Ces oiseaux qui peuvent mesurer près d’un mètre de longueur sont un des emblèmes de Caracas, capitale érigée dans une vallée séparée de la mer des Antilles par les montagnes de la cordillère de la Costa. Ils fréquentent les toits et les balcons d’innombrables immeubles à la recherche de nourriture. Les gens leur donnent à manger et inondent les réseaux sociaux de photos exhibant leur plumage bleu clair, vert, jaune et rouge. (Les spécialistes déconseillent généralement de nourrir les animaux sauvages, car cela peut être nocif pour eux et peut les rendre dépendants des humains. Mais il semble que ce conseil ait été ignoré dans le cas présent, délibérément ou non).

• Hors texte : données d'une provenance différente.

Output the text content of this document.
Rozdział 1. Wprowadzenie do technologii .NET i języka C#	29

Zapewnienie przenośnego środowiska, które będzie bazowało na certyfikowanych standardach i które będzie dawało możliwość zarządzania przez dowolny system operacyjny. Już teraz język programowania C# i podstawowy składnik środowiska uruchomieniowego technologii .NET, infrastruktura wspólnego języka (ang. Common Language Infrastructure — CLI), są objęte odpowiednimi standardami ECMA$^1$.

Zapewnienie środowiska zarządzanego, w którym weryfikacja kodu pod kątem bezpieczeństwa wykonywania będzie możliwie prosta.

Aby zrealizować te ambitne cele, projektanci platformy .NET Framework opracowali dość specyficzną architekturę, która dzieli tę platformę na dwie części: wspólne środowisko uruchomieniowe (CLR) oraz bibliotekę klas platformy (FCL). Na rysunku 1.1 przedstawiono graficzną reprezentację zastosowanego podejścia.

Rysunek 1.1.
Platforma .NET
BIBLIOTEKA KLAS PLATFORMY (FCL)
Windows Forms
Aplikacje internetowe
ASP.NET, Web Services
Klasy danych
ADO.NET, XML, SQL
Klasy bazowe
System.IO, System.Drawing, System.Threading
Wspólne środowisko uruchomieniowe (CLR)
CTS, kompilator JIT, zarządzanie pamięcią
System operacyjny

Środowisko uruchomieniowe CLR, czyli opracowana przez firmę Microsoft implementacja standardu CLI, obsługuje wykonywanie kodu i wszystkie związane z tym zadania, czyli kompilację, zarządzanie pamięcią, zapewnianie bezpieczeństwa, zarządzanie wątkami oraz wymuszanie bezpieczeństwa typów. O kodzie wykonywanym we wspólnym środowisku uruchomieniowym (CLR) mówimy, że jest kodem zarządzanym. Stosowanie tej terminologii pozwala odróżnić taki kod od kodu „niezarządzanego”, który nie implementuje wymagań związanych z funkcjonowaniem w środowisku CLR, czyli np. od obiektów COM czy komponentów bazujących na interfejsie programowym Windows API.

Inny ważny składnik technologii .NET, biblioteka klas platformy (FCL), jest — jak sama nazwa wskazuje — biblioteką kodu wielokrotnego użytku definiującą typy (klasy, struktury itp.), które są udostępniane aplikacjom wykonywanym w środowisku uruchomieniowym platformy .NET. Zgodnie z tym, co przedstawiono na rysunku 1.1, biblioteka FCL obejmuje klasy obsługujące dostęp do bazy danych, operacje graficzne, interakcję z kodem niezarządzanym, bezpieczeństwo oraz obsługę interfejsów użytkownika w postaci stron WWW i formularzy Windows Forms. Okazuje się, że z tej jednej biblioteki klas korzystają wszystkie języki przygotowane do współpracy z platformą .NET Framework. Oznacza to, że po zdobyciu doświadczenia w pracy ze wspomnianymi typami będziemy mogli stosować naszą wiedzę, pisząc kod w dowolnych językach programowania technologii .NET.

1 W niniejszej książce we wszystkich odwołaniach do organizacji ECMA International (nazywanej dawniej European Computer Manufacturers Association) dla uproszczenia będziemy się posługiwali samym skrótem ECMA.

On s’échange également les détails d’histoires que l’on invente à leur sujet comme s’il s’agissait de petits feuilletons. « Celle qui est jaune est en couple avec celui qui est orange mais elle se fait maltraiter », voici le type de commentaire que l’on peut lire.

« La jaune est toujours sale ; elle doit passer ses journées dans un atelier de réparation de voitures », propose une autre internaute. « La blanquita est gâtée », tente un troisième.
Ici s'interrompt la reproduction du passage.